Alternatively, issuers could bypass Ethereum staking ETPs altogether and issue a stETH ETF instead, transferring the redemption issue to liquid staking platform Lido.

However, with the Securities and Exchange Commission intent on creating obstacles for ETF providers, issuers are eager to get the products approved, meaning staking yield inclusion may be too ambitious at this stage.

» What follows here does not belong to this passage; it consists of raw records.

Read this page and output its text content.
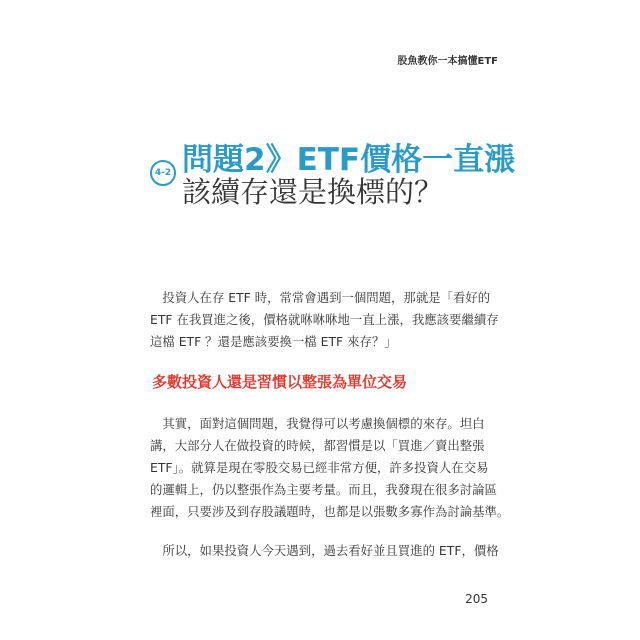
股魚教你一本搞懂ETF
4-2 問題2》ETF價格一直漲
該續存還是換標的？
　投資人在存 ETF 時，常常會遇到一個問題，那就是「看好的
ETF 在我買進之後，價格就咻咻咻地一直上漲，我應該要繼續存
這檔 ETF ？還是應該要換一檔 ETF 來存？」
多數投資人還是習慣以整張為單位交易
　其實，面對這個問題，我覺得可以考慮換個標的來存。坦白
講，大部分人在做投資的時候，都習慣是以「買進／賣出整張
ETF」。就算是現在零股交易已經非常方便，許多投資人在交易
的邏輯上，仍以整張作為主要考量。而且，我發現在很多討論區
裡面，只要涉及到存股議題時，也都是以張數多寡作為討論基準。
　所以，如果投資人今天遇到，過去看好並且買進的 ETF，價格
205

The analysts believe that this staking ETF problem could actually be positive for Ethereum from a security and decentralization perspective. They argue that Ethereum doesn't need BlackRock to be the largest validator as it could potentially be more detrimental for Ethereum than if BlackRock became the largest Bitcoin holder.

Speculation on Spot Ether ETF

Following the successful launch of spot Bitcoin ETFs in January, attention has shifted to the prospect of a spot ether ETF in the U.S. Big-name firms, including Fidelity, BlackRock, and Franklin Templeton have applied for a spot ether ETF over the last few months.

Speculation over the potential approval of such products has seen the price of ether outperform that of Bitcoin in 2024. Bloomberg ETF analyst Eric Balchunas suggested a 70% possibility for approval by May 23.

However, investment bank TD Cowen said the SEC is unlikely to approve spot ether ETFs any time soon, and JPMorgan doesn't see more than a 50% chance of a spot ether ETF approval by May.

Variant Fund Chief Legal Officer Jake Chervinsky also recently said the SEC’s denial of spot ether ETFs by the May deadline is more likely than people think due to legal issues and the policy environment in Washington D.C.

Despite many in the crypto community citing BlackRock’s record of just one ETF denial in its history as a positive indicator of a spot ether ETF approval, Chervinsky seemingly disagrees.

The analysts argue that ETF approval is a less critical factor for Ethereum than Bitcoin as Bitcoin ETFs are already first out of the gate. They also contend that Ethereum culture is more aligned with technology than investing, and the staking issue makes ether ETFs less attractive.